Empieza a caer la tarde después de un duro día en La Mancha y ya es evidente que la montería de los Robles ha sido todo un éxito. El recuento de reses ha resultado espléndido y tras la comida los invitados se van alborotando. Alborotando dentro de un orden, claro.
Álvaro está feliz con la evidente aceptación que ha tenido Natalia por parte de su tía Mer, y comienza a fantasear con un futuro diferente. La semana que viene se la va a presentar a su hija, y a ver qué pasa. Ilusionado, confía en ellas.
Alfonso va de mesa en mesa, hablando un poco con todos e interesándose por los lances que le van contando los cazadores. Sonríe para sí mismo pensando en cuánto hay de fantasía en cada uno de ellos, e inconscientemente se lleva una mano a la espalda y se estira. Le molesta más, sobre todo en días como hoy, por el estrés, la falta de sueño, el peso del rifle, y el otro peso, que es el peor, el de hacer como que no pasa nada.
En ese momento, Mercedes levanta la vista hacia él y piensa en lo cansado que parece. Se está haciendo mayor, Alfonso. En la mesa de al lado se sienta Joaquín Eguiluz, su mejor amigo de la infancia, hoy reputado médico, y se propone encontrar un momento para comentarlo con él. Le vendrían bien unas vitaminas, o quizá unas setas, de esas que están tan de moda. Ya no deben de ser consideradas como drogas, ¿o sí? Qué más da, le vendrá bien cualquier cosa que lo anime un poco, porque se acerca su fiesta de cumpleaños. A lo mejor ella puede tomarlas también, porque el reencuentro con Raúl ha sido como un golpe en la boca del estómago, una marea de emociones que la ha dejado exhausta.

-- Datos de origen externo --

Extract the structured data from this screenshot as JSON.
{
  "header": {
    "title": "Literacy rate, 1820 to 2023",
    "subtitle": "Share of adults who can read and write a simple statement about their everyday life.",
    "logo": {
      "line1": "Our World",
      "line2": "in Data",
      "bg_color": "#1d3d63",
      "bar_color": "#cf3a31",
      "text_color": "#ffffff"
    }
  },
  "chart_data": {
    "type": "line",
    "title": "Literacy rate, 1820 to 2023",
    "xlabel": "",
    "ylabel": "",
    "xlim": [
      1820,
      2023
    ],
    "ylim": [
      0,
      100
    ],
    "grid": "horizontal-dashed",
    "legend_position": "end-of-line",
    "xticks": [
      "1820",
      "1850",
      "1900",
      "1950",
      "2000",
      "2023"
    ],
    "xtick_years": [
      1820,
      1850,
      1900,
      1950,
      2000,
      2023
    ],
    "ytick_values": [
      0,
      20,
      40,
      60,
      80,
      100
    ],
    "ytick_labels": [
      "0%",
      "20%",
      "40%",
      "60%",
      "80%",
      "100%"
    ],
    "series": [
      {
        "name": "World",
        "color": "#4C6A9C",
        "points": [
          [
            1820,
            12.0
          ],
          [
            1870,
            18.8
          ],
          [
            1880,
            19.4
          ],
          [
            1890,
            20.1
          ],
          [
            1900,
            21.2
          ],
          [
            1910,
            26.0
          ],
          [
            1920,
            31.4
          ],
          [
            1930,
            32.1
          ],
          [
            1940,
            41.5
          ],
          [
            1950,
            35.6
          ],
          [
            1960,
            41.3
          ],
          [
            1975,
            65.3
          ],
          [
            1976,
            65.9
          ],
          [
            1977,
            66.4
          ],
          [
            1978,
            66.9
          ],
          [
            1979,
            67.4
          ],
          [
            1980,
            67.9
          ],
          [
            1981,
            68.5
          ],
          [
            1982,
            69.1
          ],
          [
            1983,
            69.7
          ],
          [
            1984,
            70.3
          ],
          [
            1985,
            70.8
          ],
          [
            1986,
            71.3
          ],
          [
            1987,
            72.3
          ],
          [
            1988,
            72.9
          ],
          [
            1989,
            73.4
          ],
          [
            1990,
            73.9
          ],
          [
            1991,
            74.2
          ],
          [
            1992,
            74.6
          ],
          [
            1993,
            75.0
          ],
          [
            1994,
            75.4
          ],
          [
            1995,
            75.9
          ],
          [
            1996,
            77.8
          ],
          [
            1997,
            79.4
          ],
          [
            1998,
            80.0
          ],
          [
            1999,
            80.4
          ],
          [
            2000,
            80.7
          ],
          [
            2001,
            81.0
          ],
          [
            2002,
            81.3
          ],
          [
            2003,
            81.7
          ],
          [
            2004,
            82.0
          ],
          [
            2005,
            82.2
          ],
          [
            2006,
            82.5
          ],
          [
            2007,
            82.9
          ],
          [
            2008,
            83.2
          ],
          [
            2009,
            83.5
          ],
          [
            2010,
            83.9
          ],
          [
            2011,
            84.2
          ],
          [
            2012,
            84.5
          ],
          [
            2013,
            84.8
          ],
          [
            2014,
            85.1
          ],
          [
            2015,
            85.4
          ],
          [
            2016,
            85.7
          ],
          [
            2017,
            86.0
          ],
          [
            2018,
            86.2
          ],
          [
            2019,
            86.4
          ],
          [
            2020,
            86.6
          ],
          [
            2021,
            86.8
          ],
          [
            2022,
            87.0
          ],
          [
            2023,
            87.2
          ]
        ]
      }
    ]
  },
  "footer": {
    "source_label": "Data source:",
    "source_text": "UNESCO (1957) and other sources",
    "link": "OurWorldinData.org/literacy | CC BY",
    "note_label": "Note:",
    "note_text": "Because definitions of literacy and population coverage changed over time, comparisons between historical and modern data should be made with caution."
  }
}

Nunca ha sentido tantas cosas a la vez: la falta de respiración al verlo, el ahogo, el asombro, la agitación, la súbita alegría desbocada, las palpitaciones, la necesidad imperiosa de tocarlo, el recuerdo de la plena felicidad. Y en apenas unos segundos, de pronto, la conciencia de realidad, el control, la obligada cortesía e incluso la frialdad con la que lo oculta todo. La máscara, por Dios, la máscara. Se rehace enseguida, como siempre, vuelve a pensar en Alfonso y se dirige a la mesa en la que se sientan sus amigos. Toma a Joaquín del brazo y guiñando un ojo a su mujer, resuelta, se lo lleva prestado.

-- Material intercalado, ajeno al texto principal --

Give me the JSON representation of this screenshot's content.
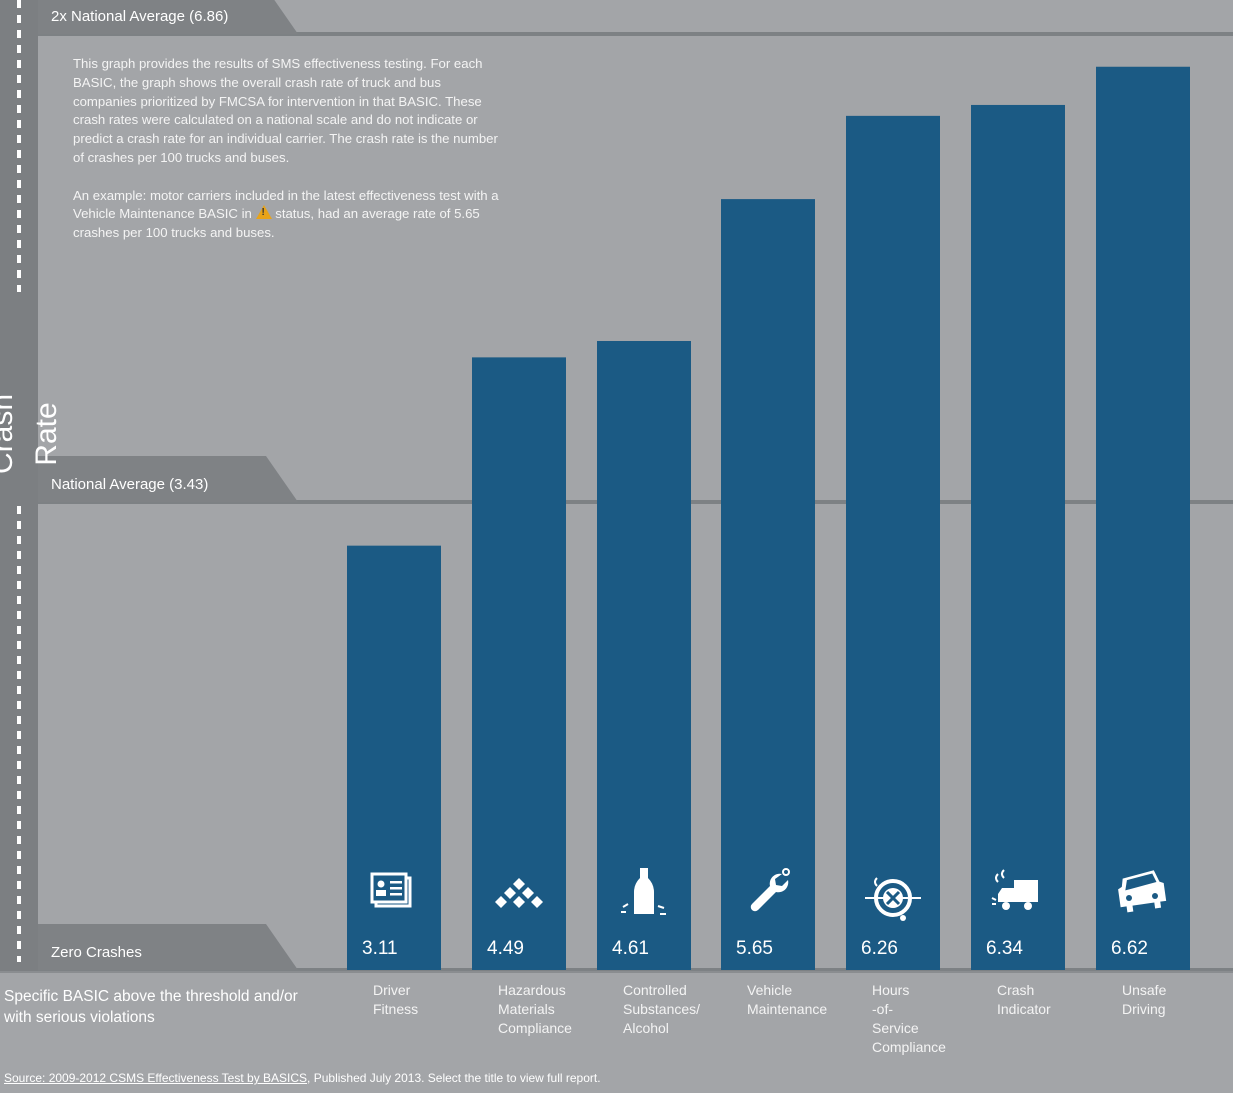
{
  "chart_data": {
    "type": "bar",
    "ylabel": "Crash Rate",
    "categories": [
      "Driver\nFitness",
      "Hazardous\nMaterials\nCompliance",
      "Controlled\nSubstances/\nAlcohol",
      "Vehicle\nMaintenance",
      "Hours\n-of-\nService\nCompliance",
      "Crash\nIndicator",
      "Unsafe\nDriving"
    ],
    "values": [
      3.11,
      4.49,
      4.61,
      5.65,
      6.26,
      6.34,
      6.62
    ],
    "value_labels": [
      "3.11",
      "4.49",
      "4.61",
      "5.65",
      "6.26",
      "6.34",
      "6.62"
    ],
    "icons": [
      "driver-license-icon",
      "hazmat-diamonds-icon",
      "bottle-icon",
      "wrench-icon",
      "clock-steering-icon",
      "crashed-truck-icon",
      "car-front-icon"
    ],
    "reference_lines": [
      {
        "label": "2x National Average (6.86)",
        "value": 6.86
      },
      {
        "label": "National Average (3.43)",
        "value": 3.43
      },
      {
        "label": "Zero Crashes",
        "value": 0
      }
    ],
    "ylim": [
      0,
      6.86
    ],
    "grid": false,
    "colors": {
      "bar": "#1b5a84",
      "background": "#a3a5a8",
      "line": "#7d8184",
      "tab": "#7f8285"
    }
  },
  "description": {
    "para1": "This graph provides the results of SMS effectiveness testing. For each BASIC, the graph shows the overall crash rate of truck and bus companies prioritized by FMCSA for intervention in that BASIC. These crash rates were calculated on a national scale and do not indicate or predict a crash rate for an individual carrier. The crash rate is the number of crashes per 100 trucks and buses.",
    "para2_before": "An example:  motor carriers included in the latest effectiveness test with a Vehicle Maintenance BASIC in",
    "para2_after": "status, had an average rate of 5.65 crashes per 100 trucks and buses.",
    "warning_icon": "warning-triangle-icon"
  },
  "footer": {
    "note": "Specific BASIC above the threshold and/or with serious violations",
    "source_link": "Source: 2009-2012 CSMS Effectiveness Test by BASICS",
    "source_rest": ", Published July 2013. Select the title to view full report."
  }
}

Lorenzo Aguilar se aburre, se aburre de cojones. En cuanto se calle el imbécil que está hablando irá a la mesa de los políticos, a ver si va solucionando temas de una vez. No prueba el queso de la tabla, por los pistachos. Vaya, por fin el coñazo del tío este termina de hablar. Se levanta sin dar explicaciones, dejando a Isabel más avergonzada, si cabe, se lleva su vaso de whisky y, al ver que en la mesa que le interesa hay un sitio, se acomoda en la silla vacante. Los felicita por la gestión económica y se lanza sin miramientos a preguntar por el estado de tramitación de su proyecto. El presidente de la Junta, serio e incómodo, trata de cambiar de conversación, y habla de la viabilidad en general de proyectos con esas características, mientras su vecino de mesa, interesado en Aguilar, toma un trozo de queso y le acerca la tabla de madera. Éste, absorto en las palabras del presidente, hace lo mismo. El Director General de Planificación Territorial y Urbanismo de Castilla La Mancha regresa a su mesa, y al ver que su sitio ha sido ocupado por Aguilar, deja al presidente lidiando con él, obviando su incomodidad, y sale a ver las reses muertas ya expuestas. Lleva su navaja en el bolsillo para cortar la cinta que señala el venado tirado por Aguilar y sustituirla por su propio precinto. Es lo justo. Enfrascado en la faena, sólo acierta a oír un ruido sordo dentro del comedor, y cuando termina ve a varios invitados saliendo al porche, comentando y hablando por teléfono, muy agitados. Intrigado, se acerca a preguntar, porque no tiene ni idea de lo que ha podido ocurrir.